My search is ...
sourcetype=linux_audit (type="SYSCALL" OR type="PATH") | transaction host lin_audit_event maxevents=3 maxspan=24h keepevicted=true | search success="no" (name="/etc/*" OR name="/bin/*" OR name="/usr/sbin/*")
This query is taking a very long time to run, are there any optimizations that I can make?
If a large time range is chosen, the query takes 15+ minutes, and gives me the error that "No matching fields exist". However, if I add host="whateverhost" to the search, I see results. Am I missing some parameters?
Thanks for the suggestion.
now... Please forgive the syntax, I can't copy-paste.

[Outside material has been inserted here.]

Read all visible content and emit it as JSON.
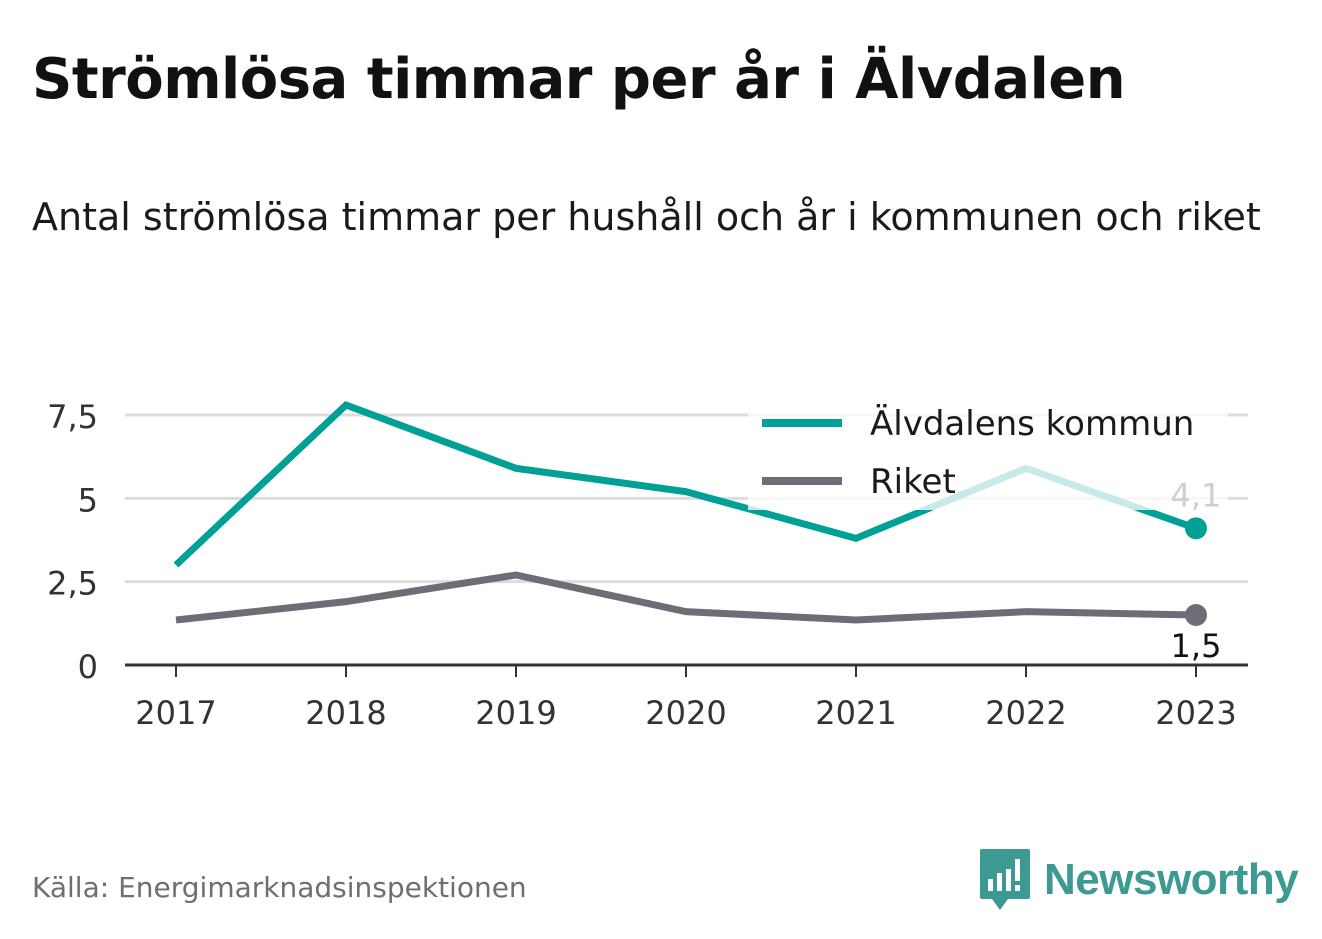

sourcetype=linux_audit (type="SYSCALL" success="no") OR (type="PATH" (name="/etc/" OR name="/bin/" OR name="/usr/sbin*")) | transaction maxevents=3 maxspan=24h keepevicted=true
This seems to be more optimized. However, I am getting the same results. Am, I hitting some kind of limit?
I've tried the maxspan=5s (even went to 24h). However, my audits look like this in splunk...
3/11/14 8:45:58.171 AM, type=SYSCALL, exe="/usr/bin/rm", uid=1001
3/11/14 8:01:00.000 AM, type=PATH, item=1, name="/etc/shadow"
3/11/14 8:01:00.000 AM, type=PATH, item=0, name="/etc"
These events are created in the audit.log almost instantly, but it looks like the _time is off for the events that are type=PATH.
I hate to rehash an old thread, but I was able to speed up the query significantly by following the comments from somesoni2 and the_wolverine above. In addition, I was able to create a props.conf file to resolve the timestamp issue mentioned in my last comment.
TIME_PREFIX = audit(
TIME_FORMAT = %s.%3N
Of course, this would probably be resolved by using rlog.sh in Splunk_TA_Nix app, but it blows up with some older Suse boxes.